The report also found that Democrats largely maintained their lead from region to region. Female respondents in the Northeast, Midwest and West all preferred Democratic candidates by at least an eight-point margin. In the South, Democrats and Republicans were tied. And Democrats kept their lead among female respondents of all demographic groups, including Midwestern white women, women without college educations, Catholics and self-described moderates.

And, when asked about specific issues, the poll's female respondents sounded like Democrats: Sixty-two percent of respondents said that questions of morality and values should be left up to the individual, not legislated by the government. Sixty-one percent support scientific inquiry in general and stem-cell research in particular, as opposed to 28 percent who said that the country's emphasis on science undermines moral values. Sixty percent said alliances and diplomacy are the best approach to the war on terror, versus 25 percent who said that aggressively hunting down terrorists and defeating them was the way to go. And the female respondents also seem socially conscious: Sixty percent said the government should "advance policies and programs that benefit all Americans rather than one group or class of people," contrasted with 30 percent who preferred an agenda that would benefit the middle class.

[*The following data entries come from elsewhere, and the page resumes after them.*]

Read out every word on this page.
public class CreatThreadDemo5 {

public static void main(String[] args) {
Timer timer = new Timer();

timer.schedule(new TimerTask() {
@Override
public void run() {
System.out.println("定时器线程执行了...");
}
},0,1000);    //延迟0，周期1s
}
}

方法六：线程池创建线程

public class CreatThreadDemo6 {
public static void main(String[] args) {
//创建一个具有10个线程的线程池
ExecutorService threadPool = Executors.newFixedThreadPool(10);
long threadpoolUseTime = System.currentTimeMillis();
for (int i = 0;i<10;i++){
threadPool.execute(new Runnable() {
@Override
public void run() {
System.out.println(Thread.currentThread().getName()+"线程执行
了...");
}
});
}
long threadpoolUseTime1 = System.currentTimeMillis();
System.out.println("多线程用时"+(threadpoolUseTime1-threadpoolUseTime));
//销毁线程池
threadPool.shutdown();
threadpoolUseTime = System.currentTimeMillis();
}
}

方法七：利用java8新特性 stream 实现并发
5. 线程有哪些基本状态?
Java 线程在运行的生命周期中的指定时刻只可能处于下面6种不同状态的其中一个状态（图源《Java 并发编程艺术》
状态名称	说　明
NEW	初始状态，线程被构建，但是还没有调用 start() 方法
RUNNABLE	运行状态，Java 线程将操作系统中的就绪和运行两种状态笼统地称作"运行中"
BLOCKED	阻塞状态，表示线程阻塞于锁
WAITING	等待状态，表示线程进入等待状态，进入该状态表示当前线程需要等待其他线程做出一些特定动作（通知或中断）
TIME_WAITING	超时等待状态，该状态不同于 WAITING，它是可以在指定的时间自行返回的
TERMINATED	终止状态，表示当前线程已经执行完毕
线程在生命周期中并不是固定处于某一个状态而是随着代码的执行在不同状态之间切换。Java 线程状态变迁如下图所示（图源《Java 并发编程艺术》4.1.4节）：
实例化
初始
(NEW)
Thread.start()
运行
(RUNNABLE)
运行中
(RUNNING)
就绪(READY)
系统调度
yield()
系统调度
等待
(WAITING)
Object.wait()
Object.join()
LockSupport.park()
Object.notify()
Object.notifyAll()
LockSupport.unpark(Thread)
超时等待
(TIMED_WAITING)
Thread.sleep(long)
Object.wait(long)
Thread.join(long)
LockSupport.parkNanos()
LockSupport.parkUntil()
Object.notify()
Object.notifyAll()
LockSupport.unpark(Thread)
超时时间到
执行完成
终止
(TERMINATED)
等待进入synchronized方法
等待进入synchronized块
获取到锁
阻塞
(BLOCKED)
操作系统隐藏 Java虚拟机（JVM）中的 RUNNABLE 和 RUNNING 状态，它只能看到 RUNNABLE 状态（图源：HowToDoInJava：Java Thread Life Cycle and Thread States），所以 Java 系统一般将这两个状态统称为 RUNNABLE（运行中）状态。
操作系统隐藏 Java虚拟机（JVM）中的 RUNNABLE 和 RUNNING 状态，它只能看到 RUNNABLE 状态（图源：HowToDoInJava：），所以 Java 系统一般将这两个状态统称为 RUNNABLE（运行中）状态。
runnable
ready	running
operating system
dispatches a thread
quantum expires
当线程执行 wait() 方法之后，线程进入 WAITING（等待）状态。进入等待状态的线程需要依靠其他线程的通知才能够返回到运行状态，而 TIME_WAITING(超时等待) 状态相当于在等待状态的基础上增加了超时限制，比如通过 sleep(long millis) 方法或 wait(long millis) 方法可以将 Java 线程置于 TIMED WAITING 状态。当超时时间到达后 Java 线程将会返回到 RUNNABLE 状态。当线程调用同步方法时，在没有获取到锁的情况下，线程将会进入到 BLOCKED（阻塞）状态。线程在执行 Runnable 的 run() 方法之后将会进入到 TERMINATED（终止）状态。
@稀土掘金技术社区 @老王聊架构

But, EMILY's list president Ellen Malcolm said, "While women trust Democrats more on a wide array of issues, we want to caution that the Democrats have not closed the deal yet." The report seems to suggest that, in order to secure the women's vote, Democrats will have to present themselves as the party of family values. When female respondents were asked to identify their top priorities, the importance of family was the big winner, with 39 percent of respondents calling it their biggest concern, followed by 35 percent who chose religious faith. When asked to identify what issue concerned them most when thinking about their children's future, 50 percent said "morality and values," as opposed to only 30 percent who cited economic issues.

And that's the finding that Malcolm wants Democrats to take away. Although "this erosion [of Republican support] offers a tremendous opportunity for Democrats" in the 2006 elections, she said, "Democrats must offer an agenda of change and hope framed in a way that recognizes women's focus on the family and their self-identified role as caregivers." That leaves Democrats with a challenge: how to seem hopeful and family-friendly while keeping up the current effort to skewer Republicans on national security and the war on terror. If Democrats can't manage that balancing act, Malcolm suggests, those Republican defectors will head right back to the GOP.


By Page Rockwell

Page Rockwell is Salon's editorial project manager.